A new national report finds that student achievement began declining years before the COVID-19 outbreak, and many school districts are still struggling to recover.
WASHINGTON — U.S. students were struggling academically years before the COVID-19 pandemic disrupted classrooms, and many middle-income school districts are still lagging behind in recovery, a new study shows. country report Researchers from Harvard University, Stanford University and Dartmouth College.
The Education Scorecard 2025 found that the United States entered a “learning recession” around 2013, when progress in math and reading stalled and student achievement began to decline.
Researchers say reading scores were already declining before the pandemic, with the rate of decline from 2017 to 2019 comparable to the rate of decline during the pandemic. Eighth-grade reading scores on the National Assessment of Educational Progress are now at their lowest levels since 1990, the report said. Meanwhile, fourth-grade reading scores have dropped to pre-2003 levels.
The report analyzed the test scores of approximately 35 million students in grades 3 to 8 between 2022 and 2025.
“Student achievement has been eroding for seven consecutive years, and this pandemic is a mudslide,” said Tom Kane, faculty director of Harvard University’s Center for Education Policy. “The ‘learning decline’ began a decade ago, when policymakers shut down early warning systems for test-based accountability and social media took over children’s lives.”
Researchers found that the post-pandemic recovery was “U-shaped”, with the richest and poorest areas seeing the greatest academic gains. The average improvement was smallest in middle-income districts, where 30 to 70 percent of students receive federally subsidized lunches.
Federal pandemic relief funds could help fuel recovery in the poorest areas, the report said. Without this aid, many low-income areas may remain at 2022 levels, researchers said.

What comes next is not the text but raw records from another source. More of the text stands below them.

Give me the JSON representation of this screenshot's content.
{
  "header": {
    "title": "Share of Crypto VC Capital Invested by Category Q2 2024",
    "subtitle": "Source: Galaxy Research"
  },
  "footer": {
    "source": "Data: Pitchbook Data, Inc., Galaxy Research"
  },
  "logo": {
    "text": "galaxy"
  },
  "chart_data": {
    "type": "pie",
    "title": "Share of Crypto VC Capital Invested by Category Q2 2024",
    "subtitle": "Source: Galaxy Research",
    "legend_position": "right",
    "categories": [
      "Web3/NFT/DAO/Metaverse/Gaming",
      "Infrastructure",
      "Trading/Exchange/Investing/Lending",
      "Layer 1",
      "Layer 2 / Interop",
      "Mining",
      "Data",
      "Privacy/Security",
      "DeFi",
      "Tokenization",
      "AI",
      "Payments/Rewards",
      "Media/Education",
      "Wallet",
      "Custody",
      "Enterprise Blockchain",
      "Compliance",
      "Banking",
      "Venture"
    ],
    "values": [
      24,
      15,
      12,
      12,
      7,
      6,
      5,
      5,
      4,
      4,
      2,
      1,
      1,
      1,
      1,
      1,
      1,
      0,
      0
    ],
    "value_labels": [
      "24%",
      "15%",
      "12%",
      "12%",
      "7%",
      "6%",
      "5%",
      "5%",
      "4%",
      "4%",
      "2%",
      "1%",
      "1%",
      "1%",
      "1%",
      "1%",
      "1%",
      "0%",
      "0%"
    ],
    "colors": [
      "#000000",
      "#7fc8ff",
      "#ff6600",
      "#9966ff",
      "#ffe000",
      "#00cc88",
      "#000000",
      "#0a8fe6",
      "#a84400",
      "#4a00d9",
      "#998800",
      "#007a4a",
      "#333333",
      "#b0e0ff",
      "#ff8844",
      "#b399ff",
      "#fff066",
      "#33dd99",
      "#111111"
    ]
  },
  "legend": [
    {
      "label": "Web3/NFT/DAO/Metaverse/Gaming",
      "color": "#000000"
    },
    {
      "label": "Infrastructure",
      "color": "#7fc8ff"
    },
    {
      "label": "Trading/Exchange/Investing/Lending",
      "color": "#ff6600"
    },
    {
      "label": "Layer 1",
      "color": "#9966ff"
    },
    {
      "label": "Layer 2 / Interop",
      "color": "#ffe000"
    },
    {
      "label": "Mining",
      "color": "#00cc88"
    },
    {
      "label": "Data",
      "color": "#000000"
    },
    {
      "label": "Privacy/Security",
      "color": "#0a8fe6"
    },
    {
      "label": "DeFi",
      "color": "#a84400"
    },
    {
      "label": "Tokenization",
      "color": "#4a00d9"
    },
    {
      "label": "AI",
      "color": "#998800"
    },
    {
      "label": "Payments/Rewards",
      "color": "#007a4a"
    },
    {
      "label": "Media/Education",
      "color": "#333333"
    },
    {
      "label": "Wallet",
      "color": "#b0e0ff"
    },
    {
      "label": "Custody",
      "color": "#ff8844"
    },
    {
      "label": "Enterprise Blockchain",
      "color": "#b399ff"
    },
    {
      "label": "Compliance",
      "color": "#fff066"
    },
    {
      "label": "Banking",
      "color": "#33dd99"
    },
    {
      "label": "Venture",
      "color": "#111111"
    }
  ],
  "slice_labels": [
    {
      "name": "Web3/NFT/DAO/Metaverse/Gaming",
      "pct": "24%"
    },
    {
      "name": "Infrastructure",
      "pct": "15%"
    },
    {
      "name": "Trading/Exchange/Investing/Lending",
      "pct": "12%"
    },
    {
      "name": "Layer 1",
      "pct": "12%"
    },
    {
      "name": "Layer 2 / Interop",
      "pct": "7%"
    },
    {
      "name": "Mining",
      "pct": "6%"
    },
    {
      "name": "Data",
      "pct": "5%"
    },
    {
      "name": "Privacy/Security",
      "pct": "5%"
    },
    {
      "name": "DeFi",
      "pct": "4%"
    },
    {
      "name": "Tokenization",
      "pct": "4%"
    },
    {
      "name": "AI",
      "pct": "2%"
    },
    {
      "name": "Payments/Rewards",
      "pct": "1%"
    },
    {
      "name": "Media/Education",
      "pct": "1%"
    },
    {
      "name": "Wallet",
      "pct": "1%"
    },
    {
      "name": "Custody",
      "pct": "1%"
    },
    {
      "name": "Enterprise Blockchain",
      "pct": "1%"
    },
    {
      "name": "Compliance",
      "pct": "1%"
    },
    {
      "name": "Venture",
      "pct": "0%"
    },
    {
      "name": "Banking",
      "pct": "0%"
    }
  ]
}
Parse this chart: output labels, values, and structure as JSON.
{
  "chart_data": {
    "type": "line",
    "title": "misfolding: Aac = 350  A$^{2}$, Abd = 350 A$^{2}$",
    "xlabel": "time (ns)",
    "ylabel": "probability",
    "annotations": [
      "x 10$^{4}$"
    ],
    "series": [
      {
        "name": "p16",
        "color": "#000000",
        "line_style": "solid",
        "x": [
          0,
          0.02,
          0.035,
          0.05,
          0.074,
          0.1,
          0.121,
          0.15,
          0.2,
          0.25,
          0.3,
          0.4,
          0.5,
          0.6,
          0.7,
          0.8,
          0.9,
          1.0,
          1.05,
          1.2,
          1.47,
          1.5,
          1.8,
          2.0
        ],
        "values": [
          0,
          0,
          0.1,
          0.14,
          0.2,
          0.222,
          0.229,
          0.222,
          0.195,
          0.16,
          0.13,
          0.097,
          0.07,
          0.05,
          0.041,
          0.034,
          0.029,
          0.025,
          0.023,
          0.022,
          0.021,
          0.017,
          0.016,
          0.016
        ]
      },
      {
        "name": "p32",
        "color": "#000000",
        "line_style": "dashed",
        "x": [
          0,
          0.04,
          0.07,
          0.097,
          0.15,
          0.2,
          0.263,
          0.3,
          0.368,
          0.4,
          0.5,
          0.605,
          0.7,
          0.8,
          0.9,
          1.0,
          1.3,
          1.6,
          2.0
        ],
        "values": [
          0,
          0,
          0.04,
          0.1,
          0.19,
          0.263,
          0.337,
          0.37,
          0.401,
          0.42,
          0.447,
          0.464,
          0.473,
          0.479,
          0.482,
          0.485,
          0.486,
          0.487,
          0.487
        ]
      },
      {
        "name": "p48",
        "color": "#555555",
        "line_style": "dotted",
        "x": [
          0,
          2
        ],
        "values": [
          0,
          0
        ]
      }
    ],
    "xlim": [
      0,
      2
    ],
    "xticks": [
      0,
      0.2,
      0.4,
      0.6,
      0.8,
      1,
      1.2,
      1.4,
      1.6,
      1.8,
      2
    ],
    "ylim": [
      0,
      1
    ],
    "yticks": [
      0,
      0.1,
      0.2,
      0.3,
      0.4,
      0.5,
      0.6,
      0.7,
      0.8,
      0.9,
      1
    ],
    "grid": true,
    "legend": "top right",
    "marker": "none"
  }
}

After the epidemic, math scores rebounded faster, returning to pre-2013 improvement rates between 2022 and 2024. However, reading scores continued to decline in 2024 before showing early signs of improvement in 2025.
Researchers have linked many reading outcomes to “reading science” reforms, which focus on evidence-based reading instruction. States such as Maryland, Louisiana, Tennessee and Kentucky have seen improvements in reading proficiency while implementing comprehensive literacy reforms, the report said.
The report also noted that chronic absences are an ongoing barrier to academic recovery. About 23% of students will be chronically absent from school in the 2024-25 school year, down from peak levels during the pandemic but still above the pre-pandemic level of 15%.
The researchers also highlighted 108 “rising districts” that showed strong gains in both math and reading despite facing similar demographic and economic challenges as neighboring districts.